Acute Care Industry Review

 

 
Reprinted from the July 17, 1995, issue of MODERN HEALTHCARE
Copyright, Crain Communications Inc., 740 Rush Chicago, IL  60611 All rights reserved

By Jay Greene
 
AvMed snubs Columbia for Fla. network
 
AvMed-SantaFe, a Gainesville, Fla.-based healthcare system, has signed a letter of intent to sell its six hospitals to 546-bed Shands Hospital at the University of Florida in Gainesville.

In choosing Shands, AvMed turned down an unspecified offer from Columbia/HCA Healthcare Corp.

Terms of the transaction with Shands were not disclosed. If the deal closes as expected within 90 days, the university’s network will include seven hospitals with nearly 1,300 beds located in the Gainesville area. AvMed’s largest hospital is 405-bed Alachua General Hospital in Gainesville.

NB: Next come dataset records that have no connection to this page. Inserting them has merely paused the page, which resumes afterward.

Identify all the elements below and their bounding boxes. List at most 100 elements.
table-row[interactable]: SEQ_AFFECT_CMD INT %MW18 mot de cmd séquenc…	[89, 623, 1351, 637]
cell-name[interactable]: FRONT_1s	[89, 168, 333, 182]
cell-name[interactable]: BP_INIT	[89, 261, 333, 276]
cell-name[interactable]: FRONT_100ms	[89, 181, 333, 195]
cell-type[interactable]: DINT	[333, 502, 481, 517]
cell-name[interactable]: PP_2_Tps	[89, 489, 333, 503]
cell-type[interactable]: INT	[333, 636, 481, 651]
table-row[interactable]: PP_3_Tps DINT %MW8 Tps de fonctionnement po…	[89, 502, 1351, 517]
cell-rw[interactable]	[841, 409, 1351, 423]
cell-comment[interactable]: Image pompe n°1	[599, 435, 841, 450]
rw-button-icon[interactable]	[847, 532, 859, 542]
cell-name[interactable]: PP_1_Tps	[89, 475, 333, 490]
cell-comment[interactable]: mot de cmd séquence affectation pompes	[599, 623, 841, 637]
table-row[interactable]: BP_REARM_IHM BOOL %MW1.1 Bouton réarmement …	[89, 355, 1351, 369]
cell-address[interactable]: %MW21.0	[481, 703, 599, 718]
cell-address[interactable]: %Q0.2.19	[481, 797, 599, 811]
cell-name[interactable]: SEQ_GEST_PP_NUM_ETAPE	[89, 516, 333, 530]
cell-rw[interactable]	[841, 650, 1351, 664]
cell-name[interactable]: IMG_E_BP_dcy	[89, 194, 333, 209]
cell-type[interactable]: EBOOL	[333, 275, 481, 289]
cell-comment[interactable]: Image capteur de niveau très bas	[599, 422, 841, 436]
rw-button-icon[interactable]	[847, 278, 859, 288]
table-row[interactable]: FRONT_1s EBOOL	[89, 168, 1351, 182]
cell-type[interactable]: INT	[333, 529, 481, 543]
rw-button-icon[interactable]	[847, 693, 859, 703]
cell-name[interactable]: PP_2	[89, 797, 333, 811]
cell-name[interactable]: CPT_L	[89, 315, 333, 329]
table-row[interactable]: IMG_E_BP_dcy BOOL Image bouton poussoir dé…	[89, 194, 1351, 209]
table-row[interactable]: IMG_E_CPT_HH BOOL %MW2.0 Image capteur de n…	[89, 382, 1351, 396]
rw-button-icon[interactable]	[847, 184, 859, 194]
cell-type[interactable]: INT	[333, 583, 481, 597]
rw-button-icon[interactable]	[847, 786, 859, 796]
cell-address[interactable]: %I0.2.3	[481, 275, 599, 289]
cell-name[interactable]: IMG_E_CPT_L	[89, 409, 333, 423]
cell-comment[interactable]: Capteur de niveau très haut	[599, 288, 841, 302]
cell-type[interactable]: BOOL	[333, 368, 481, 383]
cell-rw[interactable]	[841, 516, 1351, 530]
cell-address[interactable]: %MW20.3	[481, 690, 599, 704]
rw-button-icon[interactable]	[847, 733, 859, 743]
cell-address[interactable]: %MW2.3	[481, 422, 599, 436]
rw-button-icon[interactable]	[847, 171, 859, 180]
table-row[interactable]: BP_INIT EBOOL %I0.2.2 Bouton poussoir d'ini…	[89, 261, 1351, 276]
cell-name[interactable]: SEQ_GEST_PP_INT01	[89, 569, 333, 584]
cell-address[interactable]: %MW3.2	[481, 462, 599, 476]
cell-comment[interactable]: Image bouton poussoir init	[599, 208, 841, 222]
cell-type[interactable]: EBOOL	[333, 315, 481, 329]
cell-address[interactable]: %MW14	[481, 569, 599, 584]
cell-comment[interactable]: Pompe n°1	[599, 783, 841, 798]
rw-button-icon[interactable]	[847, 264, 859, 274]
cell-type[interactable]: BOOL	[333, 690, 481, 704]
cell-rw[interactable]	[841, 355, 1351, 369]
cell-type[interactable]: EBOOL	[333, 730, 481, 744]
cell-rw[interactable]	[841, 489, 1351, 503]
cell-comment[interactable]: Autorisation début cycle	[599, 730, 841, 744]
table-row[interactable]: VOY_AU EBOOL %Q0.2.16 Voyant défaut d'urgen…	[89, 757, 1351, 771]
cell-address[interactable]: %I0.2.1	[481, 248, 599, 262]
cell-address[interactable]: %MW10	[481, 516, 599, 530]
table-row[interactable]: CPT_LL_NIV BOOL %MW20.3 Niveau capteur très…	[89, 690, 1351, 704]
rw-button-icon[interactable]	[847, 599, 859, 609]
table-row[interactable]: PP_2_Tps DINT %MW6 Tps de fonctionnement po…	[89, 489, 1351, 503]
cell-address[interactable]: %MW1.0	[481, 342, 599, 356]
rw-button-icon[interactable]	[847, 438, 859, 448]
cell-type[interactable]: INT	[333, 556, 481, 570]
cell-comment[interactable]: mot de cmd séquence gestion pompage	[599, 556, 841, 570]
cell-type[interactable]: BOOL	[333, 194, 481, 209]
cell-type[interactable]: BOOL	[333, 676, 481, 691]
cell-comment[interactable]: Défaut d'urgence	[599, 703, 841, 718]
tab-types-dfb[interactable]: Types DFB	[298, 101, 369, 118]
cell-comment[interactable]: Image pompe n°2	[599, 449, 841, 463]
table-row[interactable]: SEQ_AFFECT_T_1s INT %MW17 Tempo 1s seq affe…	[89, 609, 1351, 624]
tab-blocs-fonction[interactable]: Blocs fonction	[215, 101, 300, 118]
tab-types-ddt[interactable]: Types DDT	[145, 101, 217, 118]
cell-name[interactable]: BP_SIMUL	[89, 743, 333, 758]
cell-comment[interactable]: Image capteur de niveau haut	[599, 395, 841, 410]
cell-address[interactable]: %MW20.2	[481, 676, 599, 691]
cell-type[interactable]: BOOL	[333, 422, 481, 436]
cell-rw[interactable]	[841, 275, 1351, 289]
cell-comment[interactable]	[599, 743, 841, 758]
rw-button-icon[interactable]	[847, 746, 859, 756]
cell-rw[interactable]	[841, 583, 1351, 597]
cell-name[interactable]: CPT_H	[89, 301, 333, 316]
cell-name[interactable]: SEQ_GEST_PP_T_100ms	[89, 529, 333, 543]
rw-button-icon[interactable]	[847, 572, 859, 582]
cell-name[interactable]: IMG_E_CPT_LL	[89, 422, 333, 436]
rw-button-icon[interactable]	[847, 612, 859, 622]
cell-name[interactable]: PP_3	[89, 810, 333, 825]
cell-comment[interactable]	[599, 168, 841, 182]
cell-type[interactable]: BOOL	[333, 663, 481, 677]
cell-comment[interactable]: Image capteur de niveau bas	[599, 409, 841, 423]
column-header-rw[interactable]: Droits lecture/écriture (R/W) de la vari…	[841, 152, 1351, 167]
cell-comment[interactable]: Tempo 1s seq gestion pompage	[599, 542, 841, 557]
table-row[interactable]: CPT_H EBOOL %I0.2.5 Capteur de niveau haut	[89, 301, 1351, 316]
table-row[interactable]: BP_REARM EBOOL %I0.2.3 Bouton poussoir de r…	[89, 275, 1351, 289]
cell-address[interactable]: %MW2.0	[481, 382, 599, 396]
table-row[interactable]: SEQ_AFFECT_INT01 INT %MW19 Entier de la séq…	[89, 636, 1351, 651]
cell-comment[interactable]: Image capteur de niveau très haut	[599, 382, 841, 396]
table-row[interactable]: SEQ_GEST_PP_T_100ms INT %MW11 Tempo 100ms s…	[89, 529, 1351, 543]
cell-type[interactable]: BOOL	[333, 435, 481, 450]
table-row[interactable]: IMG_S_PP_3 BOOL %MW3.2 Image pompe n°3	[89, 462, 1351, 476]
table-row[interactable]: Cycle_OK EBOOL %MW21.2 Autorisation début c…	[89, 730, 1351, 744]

AvMed has agreed to use part of the proceeds to fund two foundations: one to provide funds for research and the other to offer subsidies to low-income individuals to purchase managed-care insurance, said Josh Nemzoff, a financial consultant in Nashville who arranged the deal.

“We are compatible, not-for-profit organizations with a common tradition of meeting the healthcare needs of the people in this area,” said Joe G. Dunlap, AvMed chairman.
John V. Lombardi, president of the University of Florida, said the acquisition will enhand the university’s delivery system and make its network more attractive to managed-care payers.

Not part of the deal is AvMed Health Plan, a 265,000-enrollee HMO, which contracts with more than 100 hospitals and more than 5,000 physicians.

Last month AvMed joinged American Healthcare Systems, an alliance that includes hospital-based systems with strong managed-care components (May 1, p. 4). Shands is a member of Sun-Health Alliance, Charlotte, N.C.